La grève aura lieu entre 14h00 et 16h00, avec une concentration à l’entrée du siège d’Efacec, à Arroteia, à São Mamede de Infesta, Matosinhos.

Le 28 octobre, les travailleurs ont décidé, en séance plénière, de se mettre en grève, après un arrêt forcé de plusieurs secteurs de l’entreprise, qui opère dans les secteurs de l’énergie, de l’ingénierie et de la mobilité, faute de fonds pour acquérir les matières premières.

Quelques jours plus tôt, le 22 octobre, le Syndicat des travailleurs des industries de transformation, de l’énergie et des activités environnementales du Nord (Site-Norte) avait déjà demandé l’intervention du gouvernement, en tant que « propriétaire d’Efacec », pour s’assurer que l’entreprise a les matières premières nécessaires à la reprise d’une activité normale.

« L’État, en tant que propriétaire de l’entreprise, doit assumer le contrôle de l’entreprise avec transparence et doit acheter des matières premières pour mettre Efacec au travail et exécuter les commandes qu’elle a dans son portefeuille », a défendu le directeur de Site-Norte, Miguel Moreira, dans des déclarations à Lusa. agence, le 4 novembre.

Selon le dirigeant syndical, « le manque d’argent pour payer les fournisseurs et acheter les matières premières est une situation récurrente chez Efacec, qui traîne depuis longtemps, mais qui s’est aggravée ces derniers mois », entraînant l’arrêt de divers secteurs de l’entreprise.

« C’est quelque chose que nous trouvons très étrange, car nous ne voulons pas que le gouvernement y investisse de l’argent et ne voulons pas savoir où il va. Il s’agit d’une entreprise d’État et ce que nous défendons, c’est qu’Efacec doit continuer dans la sphère de l’État et que le gouvernement prévoit un budget pour acheter des matières premières, mais qu’il contrôle ce montant et surveille où va l’argent », a déclaré Miguel Moreira.

Soulignant que les syndicats et les travailleurs sont « très inquiets et craintifs », le dirigeant de Site-Norte a souligné qu' »Efacec n’y va pas » et admet : « Peut-être que l’intention du gouvernement – comme cela s’est produit avec d’autres privatisations – est de mettre Efacec dans un situation difficile et fragile, pour ensuite la vendre à ‘tuta et demi’ ».

Cependant, Site-Norte a soutenu que « Efacec n’est pas n’importe quelle entreprise » et « est nécessaire au pays et, en particulier, au Nord », étant capable de « produire pour le marché national et international et contribuer au budget de l’État, le gouvernement a la volonté de faire en sorte que cela se produise efficacement ».

« Maintenant, il me semble que nous avons un gouvernement qui siffle à côté, fait semblant », a-t-il déploré, révélant qu' »il y a un mois et tel » le syndicat a demandé une réunion des ministères de l’Economie et du Travail, « en connaissance de cause Parpública », mais « le gouvernement n’a pas encore eu le temps de dire quand cette réunion aura lieu ».

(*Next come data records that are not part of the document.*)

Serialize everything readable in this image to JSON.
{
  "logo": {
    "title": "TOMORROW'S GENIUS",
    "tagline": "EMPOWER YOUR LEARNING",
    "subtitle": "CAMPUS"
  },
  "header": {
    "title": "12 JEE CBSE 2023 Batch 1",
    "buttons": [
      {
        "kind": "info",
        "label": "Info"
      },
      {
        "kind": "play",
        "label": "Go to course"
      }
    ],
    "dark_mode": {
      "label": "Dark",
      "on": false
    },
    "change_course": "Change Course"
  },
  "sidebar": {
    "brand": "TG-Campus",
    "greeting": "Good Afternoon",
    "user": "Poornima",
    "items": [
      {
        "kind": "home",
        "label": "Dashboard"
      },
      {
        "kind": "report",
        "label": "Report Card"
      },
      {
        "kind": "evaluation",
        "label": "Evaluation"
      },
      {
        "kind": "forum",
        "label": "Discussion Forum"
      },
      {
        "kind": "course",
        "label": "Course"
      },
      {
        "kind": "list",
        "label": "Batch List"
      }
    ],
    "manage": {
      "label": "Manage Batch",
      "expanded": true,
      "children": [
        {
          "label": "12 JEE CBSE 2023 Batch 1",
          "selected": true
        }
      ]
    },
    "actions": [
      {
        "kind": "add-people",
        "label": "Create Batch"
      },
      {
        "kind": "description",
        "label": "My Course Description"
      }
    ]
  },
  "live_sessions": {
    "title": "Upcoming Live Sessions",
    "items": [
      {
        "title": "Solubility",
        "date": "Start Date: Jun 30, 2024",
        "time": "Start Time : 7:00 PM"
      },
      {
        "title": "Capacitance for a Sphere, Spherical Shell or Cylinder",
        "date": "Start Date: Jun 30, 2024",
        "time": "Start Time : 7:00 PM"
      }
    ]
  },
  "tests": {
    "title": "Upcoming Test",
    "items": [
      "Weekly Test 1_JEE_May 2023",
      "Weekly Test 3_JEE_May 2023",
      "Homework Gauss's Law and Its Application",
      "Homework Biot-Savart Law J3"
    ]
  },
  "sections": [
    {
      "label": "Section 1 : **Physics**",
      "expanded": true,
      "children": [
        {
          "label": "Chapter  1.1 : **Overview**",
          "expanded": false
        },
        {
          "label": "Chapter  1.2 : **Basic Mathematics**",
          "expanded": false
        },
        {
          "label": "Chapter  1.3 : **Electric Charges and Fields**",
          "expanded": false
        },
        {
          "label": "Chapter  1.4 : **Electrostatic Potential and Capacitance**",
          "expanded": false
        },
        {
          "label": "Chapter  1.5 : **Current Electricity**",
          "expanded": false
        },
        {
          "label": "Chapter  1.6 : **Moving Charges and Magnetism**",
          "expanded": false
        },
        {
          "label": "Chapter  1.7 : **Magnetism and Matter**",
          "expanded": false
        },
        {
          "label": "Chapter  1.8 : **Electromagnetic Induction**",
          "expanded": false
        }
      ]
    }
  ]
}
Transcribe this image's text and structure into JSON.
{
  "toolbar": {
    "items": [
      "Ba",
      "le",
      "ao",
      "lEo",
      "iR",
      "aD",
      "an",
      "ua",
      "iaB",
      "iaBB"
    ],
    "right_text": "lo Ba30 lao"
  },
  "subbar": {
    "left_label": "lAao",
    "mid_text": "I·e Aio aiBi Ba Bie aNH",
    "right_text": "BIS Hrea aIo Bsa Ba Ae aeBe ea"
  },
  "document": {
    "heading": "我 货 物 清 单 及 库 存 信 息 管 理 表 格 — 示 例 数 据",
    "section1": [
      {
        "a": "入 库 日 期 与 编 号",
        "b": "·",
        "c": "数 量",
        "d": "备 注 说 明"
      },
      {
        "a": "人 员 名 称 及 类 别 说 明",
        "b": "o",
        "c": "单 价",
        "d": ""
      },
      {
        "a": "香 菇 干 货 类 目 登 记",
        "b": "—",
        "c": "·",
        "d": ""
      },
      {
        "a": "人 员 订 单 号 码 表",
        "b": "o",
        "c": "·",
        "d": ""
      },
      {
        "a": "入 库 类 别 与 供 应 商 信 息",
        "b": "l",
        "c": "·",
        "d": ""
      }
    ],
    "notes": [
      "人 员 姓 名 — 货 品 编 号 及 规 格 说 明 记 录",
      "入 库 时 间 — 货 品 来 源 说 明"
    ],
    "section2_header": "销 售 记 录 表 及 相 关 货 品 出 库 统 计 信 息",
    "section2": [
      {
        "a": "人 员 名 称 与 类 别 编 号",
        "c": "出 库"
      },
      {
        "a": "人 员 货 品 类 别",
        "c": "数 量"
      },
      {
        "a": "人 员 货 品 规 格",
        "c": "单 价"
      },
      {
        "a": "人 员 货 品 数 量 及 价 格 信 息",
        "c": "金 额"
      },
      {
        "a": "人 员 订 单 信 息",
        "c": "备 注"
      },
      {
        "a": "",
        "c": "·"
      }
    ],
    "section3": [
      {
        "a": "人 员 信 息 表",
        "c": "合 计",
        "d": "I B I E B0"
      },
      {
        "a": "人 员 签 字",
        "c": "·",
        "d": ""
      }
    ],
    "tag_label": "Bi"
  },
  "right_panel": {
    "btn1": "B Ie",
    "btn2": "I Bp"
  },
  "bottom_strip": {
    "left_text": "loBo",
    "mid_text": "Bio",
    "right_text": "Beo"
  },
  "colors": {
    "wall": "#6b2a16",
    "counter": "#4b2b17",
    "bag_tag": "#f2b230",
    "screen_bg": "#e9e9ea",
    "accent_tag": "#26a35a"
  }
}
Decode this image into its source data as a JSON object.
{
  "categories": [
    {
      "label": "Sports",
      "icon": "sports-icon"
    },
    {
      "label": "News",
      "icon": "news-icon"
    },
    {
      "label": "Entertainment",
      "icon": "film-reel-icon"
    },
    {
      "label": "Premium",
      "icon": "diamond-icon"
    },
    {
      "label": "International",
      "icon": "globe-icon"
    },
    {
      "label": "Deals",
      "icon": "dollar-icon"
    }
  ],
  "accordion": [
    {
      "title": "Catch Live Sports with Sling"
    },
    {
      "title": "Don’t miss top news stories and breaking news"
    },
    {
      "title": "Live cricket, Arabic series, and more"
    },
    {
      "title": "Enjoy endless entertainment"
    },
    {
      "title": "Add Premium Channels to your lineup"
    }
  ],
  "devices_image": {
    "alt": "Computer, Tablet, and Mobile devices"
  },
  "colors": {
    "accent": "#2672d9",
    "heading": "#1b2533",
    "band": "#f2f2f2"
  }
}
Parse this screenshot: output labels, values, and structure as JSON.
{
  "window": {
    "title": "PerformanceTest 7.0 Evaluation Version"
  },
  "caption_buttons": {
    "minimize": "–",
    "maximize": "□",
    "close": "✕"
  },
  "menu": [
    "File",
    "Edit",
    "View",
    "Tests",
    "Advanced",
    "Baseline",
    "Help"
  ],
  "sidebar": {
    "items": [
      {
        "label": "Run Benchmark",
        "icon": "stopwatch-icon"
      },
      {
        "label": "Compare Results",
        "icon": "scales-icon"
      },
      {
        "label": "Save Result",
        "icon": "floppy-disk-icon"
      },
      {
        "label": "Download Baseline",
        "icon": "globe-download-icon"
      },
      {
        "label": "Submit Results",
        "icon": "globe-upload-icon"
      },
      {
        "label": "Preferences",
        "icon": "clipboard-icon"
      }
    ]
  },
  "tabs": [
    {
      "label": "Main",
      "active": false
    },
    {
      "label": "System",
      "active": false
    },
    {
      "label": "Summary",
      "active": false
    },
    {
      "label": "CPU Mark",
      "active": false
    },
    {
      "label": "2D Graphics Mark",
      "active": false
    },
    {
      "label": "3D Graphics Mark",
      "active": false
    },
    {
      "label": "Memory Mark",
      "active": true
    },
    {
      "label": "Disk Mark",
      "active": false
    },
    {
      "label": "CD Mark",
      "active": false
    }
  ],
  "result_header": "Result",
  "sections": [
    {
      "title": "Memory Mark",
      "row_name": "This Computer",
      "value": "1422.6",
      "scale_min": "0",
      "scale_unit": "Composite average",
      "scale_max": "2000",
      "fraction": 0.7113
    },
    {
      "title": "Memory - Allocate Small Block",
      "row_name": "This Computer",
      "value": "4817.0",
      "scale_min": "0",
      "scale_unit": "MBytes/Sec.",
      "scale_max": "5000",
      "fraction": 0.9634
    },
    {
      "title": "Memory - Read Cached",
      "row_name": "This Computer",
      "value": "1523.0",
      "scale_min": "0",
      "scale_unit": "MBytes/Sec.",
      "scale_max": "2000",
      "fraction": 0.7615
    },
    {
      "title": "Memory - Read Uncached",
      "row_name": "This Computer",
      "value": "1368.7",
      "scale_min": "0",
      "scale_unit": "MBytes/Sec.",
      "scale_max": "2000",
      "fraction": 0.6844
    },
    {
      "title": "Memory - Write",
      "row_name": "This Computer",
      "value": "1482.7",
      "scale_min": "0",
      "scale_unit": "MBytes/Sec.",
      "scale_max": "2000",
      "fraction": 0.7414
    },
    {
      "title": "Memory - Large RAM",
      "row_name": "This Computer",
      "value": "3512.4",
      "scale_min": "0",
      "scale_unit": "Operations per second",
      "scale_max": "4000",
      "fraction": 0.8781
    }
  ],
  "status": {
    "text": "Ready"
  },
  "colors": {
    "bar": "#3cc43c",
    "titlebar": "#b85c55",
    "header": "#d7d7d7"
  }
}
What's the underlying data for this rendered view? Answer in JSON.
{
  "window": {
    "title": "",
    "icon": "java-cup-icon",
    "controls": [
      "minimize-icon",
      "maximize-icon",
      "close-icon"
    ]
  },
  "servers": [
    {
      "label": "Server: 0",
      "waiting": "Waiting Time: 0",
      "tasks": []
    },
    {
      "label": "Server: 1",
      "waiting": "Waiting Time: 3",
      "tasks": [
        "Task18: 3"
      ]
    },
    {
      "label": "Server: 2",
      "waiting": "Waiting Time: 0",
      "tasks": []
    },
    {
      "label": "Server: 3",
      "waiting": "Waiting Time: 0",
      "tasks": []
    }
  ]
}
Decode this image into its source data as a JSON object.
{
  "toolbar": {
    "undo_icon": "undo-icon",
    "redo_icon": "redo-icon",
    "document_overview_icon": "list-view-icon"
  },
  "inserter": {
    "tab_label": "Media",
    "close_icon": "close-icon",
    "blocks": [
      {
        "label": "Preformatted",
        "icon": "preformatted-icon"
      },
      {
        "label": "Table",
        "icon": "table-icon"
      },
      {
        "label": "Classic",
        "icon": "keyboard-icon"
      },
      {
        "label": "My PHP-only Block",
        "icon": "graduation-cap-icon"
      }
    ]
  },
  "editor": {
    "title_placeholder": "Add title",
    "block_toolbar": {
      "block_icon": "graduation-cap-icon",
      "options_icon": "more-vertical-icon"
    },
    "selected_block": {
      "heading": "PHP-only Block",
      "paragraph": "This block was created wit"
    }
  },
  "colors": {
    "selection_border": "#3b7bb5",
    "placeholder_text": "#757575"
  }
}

Miguel Moreira demande « où est l’argent » pour le financement de 70 millions d’euros que l’État a obtenu de la banque et demande des réponses « au ministre de l’Économie et au Premier ministre ».

Quant aux doutes sur la capacité de l’entreprise – dont les résultats financiers se seront beaucoup dégradés en juillet et août – à assurer le paiement des salaires dans les prochains mois, le dirigeant syndical est formel : « Nous n’admettons même pas que cette question soit soulevé ».

Le Gouvernement entend que le processus de reprivatisation des 71,73 % du capital social d’Efacec actuellement détenu par l’Etat soit conclu avant la fin de l’année, avec la résolution du Conseil des ministres approuvant la troisième phase du processus de reprivatisation, admettant la participation des deux groupes qui ont présenté des propositions contraignantes — DST SGPS et Sing — Global Investments — a été publié le 8 septembre dans Diário da República.

Au journal Público, Parpública a déclaré que la troisième phase des négociations « a commencé le 28 septembre, avec plusieurs réunions avec des investisseurs intéressés par l’acquisition de la participation susmentionnée, les propositions finales devant être reçues dans environ trois semaines ».

L’approbation par le Conseil des ministres du décret-loi portant nationalisation de 71,73 % du capital social d’Efacec résulte du départ du capital d’Isabel dos Santos, fille de l’ancien président angolais José Eduardo dos Santos, suite à son implication dans l’affaire Luanda Leaks », dans lequel l’International Investigative Journalism Consortium a révélé plus de 715 000 dossiers détaillant les prétendus stratagèmes financiers de la femme d’affaires.